The movable body to which the power supply device is mounted is not limited to a vehicle but may be, for example, an aircraft or a boat. In addition, the power supply device may not be mounted to a movable body but may be a stationary device.

The control unit and the processing thereof described in the present disclosure may be implemented by a dedicated computer that is provided by configuring a processor and a memory that are programmed to execute one or more functions embodied by a computer program. Alternatively, the control unit and the processing thereof described in the present disclosure may be implemented by a dedicated computer that is provided by configuring a processor with one or more dedicated hardware logic circuits.
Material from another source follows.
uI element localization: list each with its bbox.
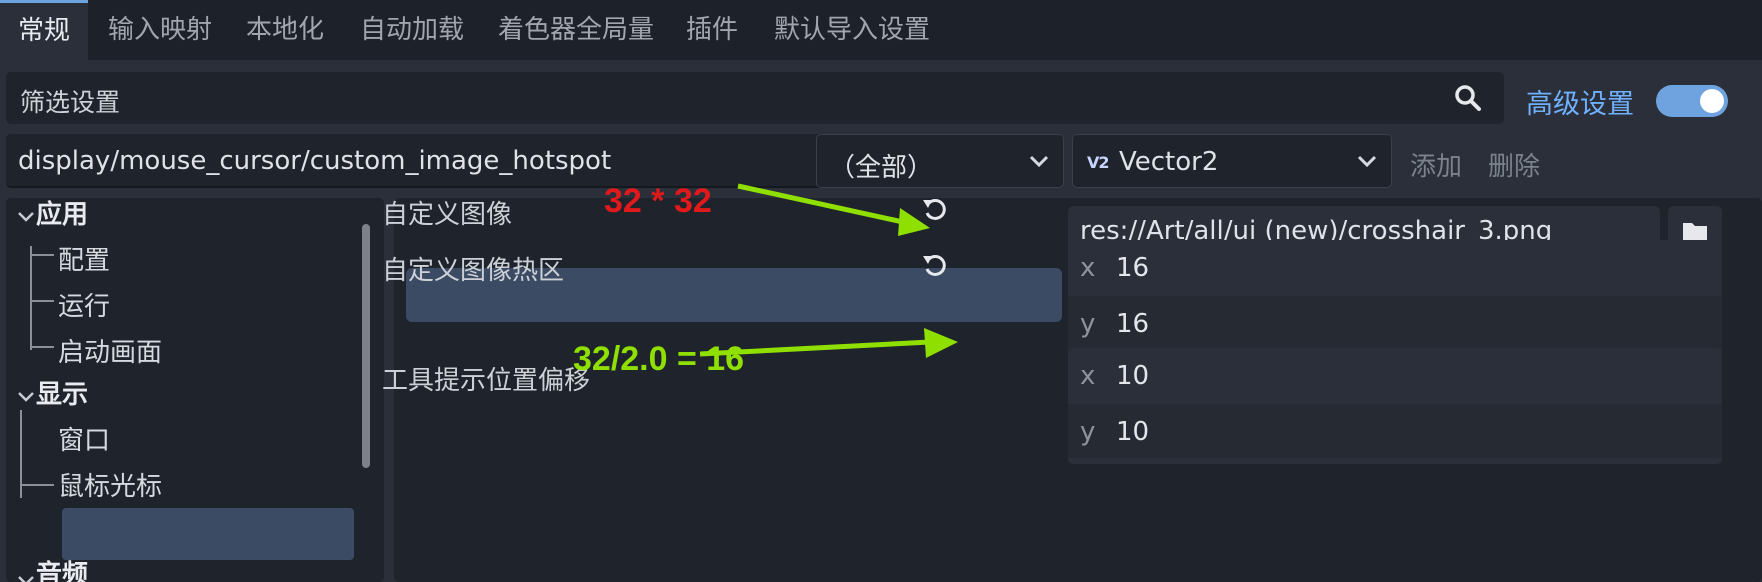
annotation-size-note: 32 * 32	[604, 182, 712, 220]
annotation-half-note: 32/2.0 = 16	[573, 340, 745, 378]
annotation-arrows	[699, 183, 958, 358]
Alternatively, the control unit and the processing thereof described in the present disclosure may be implemented by one or more dedicated computers that are configured by combining a processor and a memory that are programmed to execute one or more functions, with a processor that is configured by one or more hardware logic circuits. Furthermore, the computer program may be stored in a computer readable non-transitory tangible storage medium, as instructions to be executed by a computer.

The present disclosure has so far been described based on embodiments. However, the present disclosure should not be construed as being limited to these embodiments or the structures. The present disclosure should encompass various modifications, and modifications within the range of equivalence. In addition, various combinations and modes, as well as other combinations and modes, including those which include one or more additional elements, or those which include fewer elements should be construed as being within the scope and spirit of the present disclosure.
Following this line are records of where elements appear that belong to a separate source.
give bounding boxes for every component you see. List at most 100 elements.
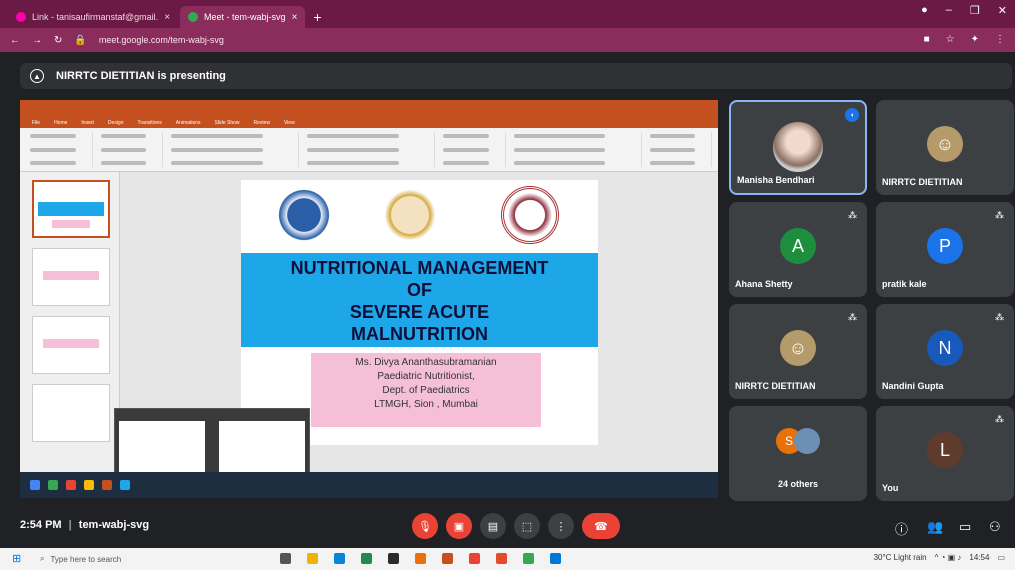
more-options-button[interactable]: ⋮ — [548, 513, 574, 539]
meeting-code: tem-wabj-svg — [78, 519, 150, 531]
meet-favicon-icon — [188, 12, 199, 22]
forward-icon[interactable]: → — [32, 35, 42, 46]
captions-button[interactable]: ▤ — [480, 513, 506, 539]
participant-photo — [773, 122, 823, 172]
speaking-indicator-icon: ◖ — [845, 108, 859, 122]
system-tray: 30°C Light rain ^ ◔ ▣ ♪ 14:54 ▭ — [874, 553, 1005, 562]
participant-tile[interactable]: N ⁂ Nandini Gupta — [876, 304, 1014, 399]
weather-text[interactable]: 30°C Light rain — [874, 553, 927, 562]
ppt-ribbon — [20, 128, 718, 172]
window-preview[interactable] — [119, 421, 205, 477]
slide-title: NUTRITIONAL MANAGEMENT OF SEVERE ACUTE M… — [241, 253, 598, 347]
participant-name: Nandini Gupta — [882, 381, 944, 391]
task-view-icon[interactable] — [280, 553, 291, 564]
participant-avatar: N — [927, 330, 963, 366]
mic-off-icon: ⁂ — [995, 210, 1004, 220]
shared-screen: File Home Insert Design Transitions Animation… — [20, 100, 718, 498]
clock[interactable]: 14:54 — [969, 553, 989, 562]
profile-icon[interactable]: ● — [921, 4, 928, 17]
tab-label: Meet - tem-wabj-svg — [204, 12, 286, 22]
star-icon[interactable]: ☆ — [946, 34, 955, 45]
participant-tile[interactable]: ☺ NIRRTC DIETITIAN — [876, 100, 1014, 195]
minimize-button[interactable]: – — [946, 4, 952, 17]
tab-close-icon[interactable]: × — [292, 12, 298, 23]
participant-name: 24 others — [777, 479, 819, 489]
participant-tile[interactable]: P ⁂ pratik kale — [876, 202, 1014, 297]
slide-thumbnail[interactable] — [32, 248, 110, 306]
participant-tile[interactable]: ◖ Manisha Bendhari — [729, 100, 867, 195]
participant-name: Manisha Bendhari — [737, 175, 815, 185]
people-icon[interactable]: 👥 — [927, 519, 943, 535]
camera-toggle-button[interactable]: ▣ — [446, 513, 472, 539]
info-icon[interactable]: ⓘ — [895, 519, 908, 538]
app-icon[interactable] — [388, 553, 399, 564]
camera-icon[interactable]: ■ — [924, 34, 930, 45]
participant-avatar: P — [927, 228, 963, 264]
leave-call-button[interactable]: ☎ — [582, 513, 620, 539]
browser-tab-link[interactable]: Link - tanisaufirmanstaf@gmail. × — [8, 6, 178, 28]
search-placeholder: Type here to search — [50, 554, 122, 564]
powerpoint-icon[interactable] — [442, 553, 453, 564]
mic-off-icon: ⁂ — [995, 414, 1004, 424]
app-icon[interactable] — [496, 553, 507, 564]
institute-logo-icon — [275, 186, 333, 244]
shared-taskbar — [20, 472, 718, 498]
taskbar-search[interactable]: ⌕ Type here to search — [40, 551, 240, 567]
current-slide: NUTRITIONAL MANAGEMENT OF SEVERE ACUTE M… — [241, 180, 598, 445]
windows-start-icon[interactable]: ⊞ — [12, 552, 21, 565]
others-tile[interactable]: S 24 others — [729, 406, 867, 501]
chrome-icon[interactable] — [523, 553, 534, 564]
present-button[interactable]: ⬚ — [514, 513, 540, 539]
taskbar-preview-popup[interactable] — [114, 408, 310, 482]
extension-icons: ■ ☆ ✦ ⋮ — [924, 34, 1005, 45]
mic-toggle-button[interactable]: 🎙 — [412, 513, 438, 539]
meeting-time: 2:54 PM — [20, 519, 62, 531]
presenter-info: Ms. Divya Ananthasubramanian Paediatric … — [311, 353, 541, 427]
child-nutrition-logo-icon — [381, 186, 439, 244]
presenting-banner: ▲ NIRRTC DIETITIAN is presenting — [20, 63, 1012, 89]
menu-icon[interactable]: ⋮ — [995, 34, 1005, 45]
browser-tab-meet[interactable]: Meet - tem-wabj-svg × — [180, 6, 306, 28]
participant-name: pratik kale — [882, 279, 927, 289]
new-tab-button[interactable]: + — [313, 6, 321, 28]
store-icon[interactable] — [361, 553, 372, 564]
app-icon[interactable] — [415, 553, 426, 564]
address-bar: ← → ↻ 🔒 meet.google.com/tem-wabj-svg ■ ☆… — [0, 28, 1015, 52]
slide-thumbnail[interactable] — [32, 384, 110, 442]
tab-close-icon[interactable]: × — [164, 12, 170, 23]
edge-icon[interactable] — [334, 553, 345, 564]
url-field[interactable]: meet.google.com/tem-wabj-svg — [99, 35, 224, 45]
tab-label: Link - tanisaufirmanstaf@gmail. — [32, 12, 159, 22]
extensions-icon[interactable]: ✦ — [971, 34, 979, 45]
participant-tile[interactable]: A ⁂ Ahana Shetty — [729, 202, 867, 297]
maximize-button[interactable]: ❐ — [970, 4, 980, 17]
slide-thumbnails — [20, 172, 120, 472]
window-preview[interactable] — [219, 421, 305, 477]
windows-taskbar: ⊞ ⌕ Type here to search 30°C Light rain … — [0, 548, 1015, 570]
participant-name: Ahana Shetty — [735, 279, 793, 289]
meet-control-bar: 2:54 PM | tem-wabj-svg 🎙 ▣ ▤ ⬚ ⋮ ☎ ⓘ 👥 ▭… — [0, 505, 1015, 545]
chrome-icon[interactable] — [469, 553, 480, 564]
participant-tile[interactable]: ☺ ⁂ NIRRTC DIETITIAN — [729, 304, 867, 399]
file-explorer-icon[interactable] — [307, 553, 318, 564]
close-window-button[interactable]: ✕ — [998, 4, 1007, 17]
notifications-icon[interactable]: ▭ — [997, 553, 1005, 562]
presenting-text: NIRRTC DIETITIAN is presenting — [56, 70, 226, 82]
mic-off-icon: ⁂ — [848, 312, 857, 322]
hospital-seal-icon — [501, 186, 559, 244]
participant-name: You — [882, 483, 899, 493]
organization-logo-icon: ☺ — [780, 330, 816, 366]
chat-icon[interactable]: ▭ — [959, 519, 971, 535]
present-icon: ▲ — [30, 69, 44, 83]
window-controls: ● – ❐ ✕ — [921, 4, 1007, 17]
tray-icons[interactable]: ^ ◔ ▣ ♪ — [935, 553, 962, 562]
activities-icon[interactable]: ⚇ — [989, 519, 1001, 535]
participant-name: NIRRTC DIETITIAN — [882, 177, 963, 187]
slide-thumbnail[interactable] — [32, 316, 110, 374]
slide-thumbnail[interactable] — [32, 180, 110, 238]
back-icon[interactable]: ← — [10, 35, 20, 46]
organization-logo-icon: ☺ — [927, 126, 963, 162]
reload-icon[interactable]: ↻ — [54, 35, 62, 46]
self-tile[interactable]: L ⁂ You — [876, 406, 1014, 501]
app-icon[interactable] — [550, 553, 561, 564]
The present disclosure provides a power supply device applicable to a system, the system including an electrical storage unit (20), an inverter (50) connected to the electrical storage unit, a rotary electric machine (40) having armature windings (42U to 42W) connected to the inverter, and a drive circuit (62) driving a switch (Su1 to Sw4, SA) of the inverter,

• • the power supply device including a switching power supply (100) that has a power supply control unit (70) and supplies electric power to the drive circuit by switching control of the power supply control unit, wherein
  • the drive circuit is operated when the electric power is fed from the switching power supply and has a function of monitoring a state of the switch, and
  • the power supply control unit performs a change process that changes a switching manner of the switching power supply in a first state in which the electrical storage unit is charged from an external power supply (15) through the inverter or switching control of the switch is stopped, from a switching manner of the switching power supply in a second state in which the switching control of the switch for driving the rotary electric machine is performed.
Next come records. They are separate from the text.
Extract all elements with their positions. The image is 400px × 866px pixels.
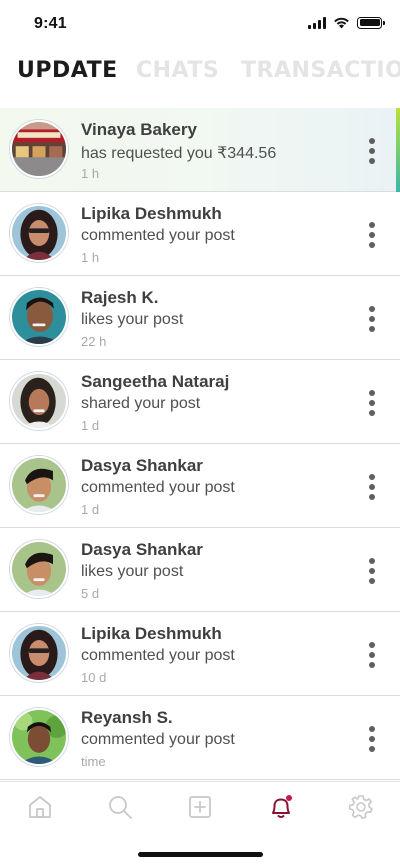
notification-time: 1 d	[81, 418, 100, 433]
notification-name: Lipika Deshmukh	[81, 624, 222, 643]
notification-action: likes your post	[81, 311, 184, 328]
notification-name: Reyansh S.	[81, 708, 173, 727]
notification-name: Rajesh K.	[81, 288, 159, 307]
notification-item[interactable]: Dasya Shankar likes your post 5 d	[0, 528, 400, 612]
avatar	[10, 540, 68, 598]
notification-action: commented your post	[81, 479, 235, 496]
more-options-icon[interactable]	[366, 642, 378, 668]
wifi-icon	[334, 17, 349, 29]
settings-gear-icon[interactable]	[348, 794, 374, 820]
notification-action: commented your post	[81, 647, 235, 664]
avatar	[10, 708, 68, 766]
notification-action: has requested you ₹344.56	[81, 145, 277, 162]
notification-time: 1 d	[81, 502, 100, 517]
notification-name: Dasya Shankar	[81, 456, 203, 475]
notification-name: Sangeetha Nataraj	[81, 372, 230, 391]
notification-time: 22 h	[81, 334, 107, 349]
notification-bell-icon[interactable]	[268, 794, 294, 820]
tab-update[interactable]: UPDATE	[17, 58, 118, 83]
avatar	[10, 456, 68, 514]
battery-icon	[357, 16, 385, 29]
notification-action: likes your post	[81, 563, 184, 580]
more-options-icon[interactable]	[366, 138, 378, 164]
notification-item[interactable]: Reyansh S. commented your post time	[0, 696, 400, 780]
more-options-icon[interactable]	[366, 558, 378, 584]
status-icons	[308, 16, 385, 29]
notification-action: commented your post	[81, 227, 235, 244]
notification-list: Vinaya Bakery has requested you ₹344.56 …	[0, 108, 400, 780]
home-icon[interactable]	[27, 794, 53, 820]
notification-item[interactable]: Vinaya Bakery has requested you ₹344.56 …	[0, 108, 400, 192]
more-options-icon[interactable]	[366, 474, 378, 500]
home-indicator[interactable]	[138, 852, 263, 857]
avatar	[10, 372, 68, 430]
tab-transactions[interactable]: TRANSACTIONS	[241, 58, 400, 83]
tab-chats[interactable]: CHATS	[136, 58, 219, 83]
cellular-signal-icon	[308, 16, 326, 29]
notification-name: Lipika Deshmukh	[81, 204, 222, 223]
tab-bar: UPDATE CHATS TRANSACTIONS	[0, 58, 400, 94]
avatar	[10, 204, 68, 262]
notification-name: Vinaya Bakery	[81, 120, 197, 139]
notification-time: time	[81, 754, 106, 769]
avatar	[10, 624, 68, 682]
notification-time: 10 d	[81, 670, 107, 685]
status-time: 9:41	[34, 15, 67, 32]
notification-item[interactable]: Lipika Deshmukh commented your post 10 d	[0, 612, 400, 696]
avatar	[10, 288, 68, 346]
notification-action: shared your post	[81, 395, 201, 412]
search-icon[interactable]	[107, 794, 133, 820]
more-options-icon[interactable]	[366, 306, 378, 332]
notification-item[interactable]: Lipika Deshmukh commented your post 1 h	[0, 192, 400, 276]
notification-time: 5 d	[81, 586, 100, 601]
more-options-icon[interactable]	[366, 390, 378, 416]
notification-name: Dasya Shankar	[81, 540, 203, 559]
avatar	[10, 120, 68, 178]
status-bar: 9:41	[0, 0, 400, 46]
add-post-icon[interactable]	[187, 794, 213, 820]
notification-item[interactable]: Sangeetha Nataraj shared your post 1 d	[0, 360, 400, 444]
more-options-icon[interactable]	[366, 726, 378, 752]
notification-item[interactable]: Rajesh K. likes your post 22 h	[0, 276, 400, 360]
notification-time: 1 h	[81, 166, 100, 181]
more-options-icon[interactable]	[366, 222, 378, 248]
notification-time: 1 h	[81, 250, 100, 265]
notification-item[interactable]: Dasya Shankar commented your post 1 d	[0, 444, 400, 528]
notification-action: commented your post	[81, 731, 235, 748]
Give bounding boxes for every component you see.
According to the power supply device of the present disclosure, feeding electric power from a switching power supply to a drive circuit can be continued while suppressing influence of noise.

The power supply device of the present disclosure can be embodied, for example, as below.

The power supply control unit sets a switching frequency of the switching power supply in the second state to a frequency in a specific frequency range, and

• • the power supply control unit performs, as the change process, a process that shifts the switching frequency of the switching power supply in the first state to a frequency outside the specific frequency range.

The level of noise in the specific frequency range may be required to be a tolerance or lower in the first state. This requirement is, for example, a legislative requirement.

Hence, the power supply control unit performs, as the change process, a process that shifts the switching frequency of the switching power supply in the first state to a frequency outside the specific frequency range. Thus, while the level of noise is the tolerance or lower in the specific frequency range, feeding electric power from the switching power supply to the drive circuit can be continued.